As with the other sayings I’ve talked about recently, I don’t know how many times I have heard my mom use this saying, talking about something askew. “No, no – stand it up straighter, it’s leaning toward Fisher’s.” All of my friends have always said my family is full of old sayings, so I just chalked it up to a famous something called Fisher’s somewhere at some time in history, and assumed EVERYBODY knew this old saying. I never questioned it whatsoever. As a kid, it didn’t even occur to me to question the saying – I figured out the meaning from the context pretty easily and straightened up whatever was crooked. Wherever Fisher’s was, we didn’t want to be leaning that way, at least according to my parents.
The not asking… the assumption… the “this is the way we’ve always done it.” Ring a bell? How often do we do that – for ourselves, personally and professionally?
It reminds me of my friend Leigh’s story about her mom teaching her how to cook a ham.
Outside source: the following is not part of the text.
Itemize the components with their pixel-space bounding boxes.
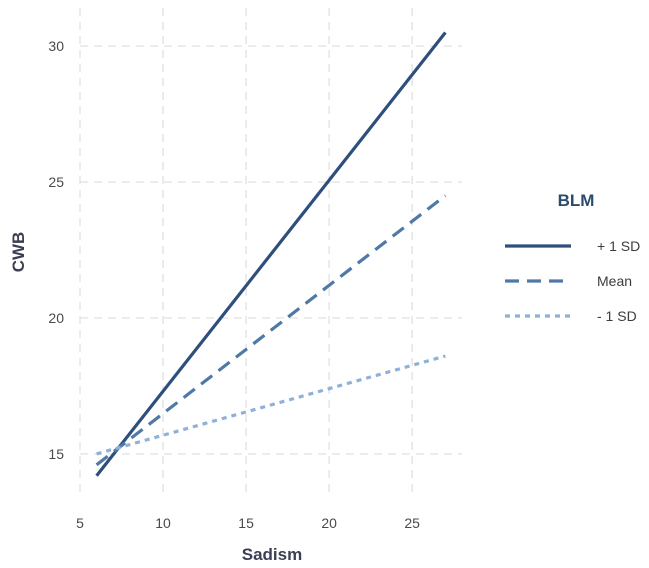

First, you cut it in half, and then you season it and bake it at the proper temperature, for the designated amount of time. She asked her mom why you cut the ham in half first, just trying to understand the process, and her mom said, “That’s how your grandmother taught me.”
Eventually she asked her grandmother the same question, thinking she was about to unlock a family secret for the ages. The answer: her grandmother’s original oven as a newlywed was apartment sized, and thus too small to handle a large whole ham for their first holiday at their new place. Her very practical remedy was to cut it in half so it wasn’t quite so tall and would then fit. Genius – for her situation.
But now, three generations have cut the ham in half, not because it makes a better ham, but because one ham, 60+ years ago, was too big for the oven. Wait – what?
I started thinking about that. What am I doing in my life – at work, at home – that may not make sense anymore, but I do it because that’s what I’ve always done and how I’ve always done it? Are you thinking the same thing?
What do I need to let go of in order to grow and learn new ways of doing even bigger & better things? That’s where I find myself. Not always easy, to be sure. Doing the things we’ve done well for a long time gives us a measure of comfort… we’re rock star fishies in that pond. But if I’m so busy doing all of that, how do I get to bigger & better things? I’ll hand off the comfortable for bigger and better any day… bring on the learning curve.
So back to the leaning and the Fisher’s. You know where I’m headed with this, don’t you? What has become just another one of those sayings in my family, and I assumed in everyone else’s… isn’t really an old saying at all. The supermarket in the next block from my grandparents’ home in Geneva, Ohio? Yep, Fisher’s.
So the first picture that was tilted? An absolutely accurate description of how to right it. Nailed it. For the rest of us, all these years later, we may need to think differently. Because leaning toward Kroger isn’t a thing yet.